I can’t remember which city we were in, but our group headed for a tour of the ancient city citadel, now a museum. Nahoe and I were out front and reached the top of a steep, narrow, cobblestone walkway before the rest of the group. I asked the guard for tickets to the Museum and he said I could not enter. I asked why. He said it was my shirt. I was wearing a sleeveless t-shirt. We called it a ginny shirt in Brooklyn, a wife beater shirt. I know shirts like this can be offensive in places like churches or mosques. I offered to wear something over my t-shirt even though this place was a civil fortress. No luck. No ticket.
Nahoe and I turned around in the walkway and waited for our group to show up. Nora arrived first. “I can’t go in,” I told Nora. “Why not?” she said. I told her about the shirt. She said, “Dan, if you are not going in, none of us are going in.” I said, “Nora, I don’t care that much. Let it go.” “It’s not something we can let drop,” she said. “You’re our spokesperson. We elected you. If you don’t go, we don’t go”
When the rest of the group arrived, Nora told them the situation. I assumed we’d head back down the hill and find something else to visit. This is not what happened. Nora said everyone should sit down in the pathway until this thing gets resolved. It was a hot day. Most of this group were in their mid-sixties. The cobblestone was uneven and uncomfortable and I was not a party member. Nevertheless, much to my surprise, everyone sat down and Svena began negotiations. We went from the Guard to the Museum Director to the Central Committee of the city’s Communist Party. After two hours or so, we all entered the museum and I was wearing my ginny shirt.

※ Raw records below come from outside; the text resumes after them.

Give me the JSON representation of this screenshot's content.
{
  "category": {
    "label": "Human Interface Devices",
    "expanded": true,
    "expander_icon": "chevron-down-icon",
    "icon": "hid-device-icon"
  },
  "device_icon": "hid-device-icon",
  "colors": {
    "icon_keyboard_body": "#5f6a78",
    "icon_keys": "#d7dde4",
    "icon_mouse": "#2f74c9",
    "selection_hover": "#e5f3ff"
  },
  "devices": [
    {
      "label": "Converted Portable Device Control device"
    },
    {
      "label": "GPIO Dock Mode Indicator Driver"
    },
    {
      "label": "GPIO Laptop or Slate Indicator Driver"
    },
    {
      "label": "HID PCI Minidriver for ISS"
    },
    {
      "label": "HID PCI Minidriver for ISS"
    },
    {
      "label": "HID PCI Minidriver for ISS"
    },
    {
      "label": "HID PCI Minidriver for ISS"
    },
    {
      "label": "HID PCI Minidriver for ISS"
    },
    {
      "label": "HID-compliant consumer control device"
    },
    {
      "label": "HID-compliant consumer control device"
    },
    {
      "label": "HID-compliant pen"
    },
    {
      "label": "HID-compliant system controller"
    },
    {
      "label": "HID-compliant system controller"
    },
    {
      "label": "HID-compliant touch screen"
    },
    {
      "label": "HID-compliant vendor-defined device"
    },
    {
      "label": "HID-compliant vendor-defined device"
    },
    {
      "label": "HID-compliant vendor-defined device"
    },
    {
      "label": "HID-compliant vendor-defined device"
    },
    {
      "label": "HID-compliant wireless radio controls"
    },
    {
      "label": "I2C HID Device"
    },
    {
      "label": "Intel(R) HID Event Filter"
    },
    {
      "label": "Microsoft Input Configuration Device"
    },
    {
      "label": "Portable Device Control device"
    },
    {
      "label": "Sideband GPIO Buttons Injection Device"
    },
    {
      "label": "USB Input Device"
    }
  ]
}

We visited the industrial, frontier city of Bratsk on the Angara River. The Angara was the equivalent to the Columbia and the hydro electric project at Bratsk was like Grand Coulee Dam in eastern Washington State. Bratz was laid out in a circle with industrial neighborhoods on different points on the circle. Each industrial neighborhood had housing, a market and maybe a theater or cultural center for entertainment. Each industrial center also related to a particular industry. One center provided the workers for the hydroelectric project. Another center worked in the forest industry that harvested the tigra forests. I remember them telling me that it would take 80 years to cut down the tigra forests, but, by that time, they would have grown back so the harvest was basically renewable.
Nahoe and I wanted some time to ourselves so we went to the one restaurant for dinner. As we finished our meal, this large group of Mongolian workers came in all dressed up in their finest. It was a retirement party and they planned dinner and drinks. I greeted them in my best Turkish. I’m sure it sounded like gibberish to them, but since I was a kid I wanted to relate to Mongolians, Ghengis Khan was a favorite of mine.
Nahoe and I watched a movie that night in the Bratsk movie theater. It was your basic black and white, but it was about the Vietnam war. Guess who the heroes were? The Vietnamese! What a switch. I didn’t expect it, could not have imagined it, but there it was. The U.S. soldiers were the bad guys.
When we got back to the restaurant to check in with the Mongolian retirement party, most of the folks in their nicely fitted western suits were face down on the dinner tables and completely passed out from vodka. It was a strange scene.
Nahoe and I flew back to New York City together, but there our paths separated. She flew on to Utica, New York and I got a plane to Ithaca. Our poker party hostess said I broke Nahoe’s heart, but I never saw her again. It was not possible. I could not bring her back to Ithaca and I could not go to Utica.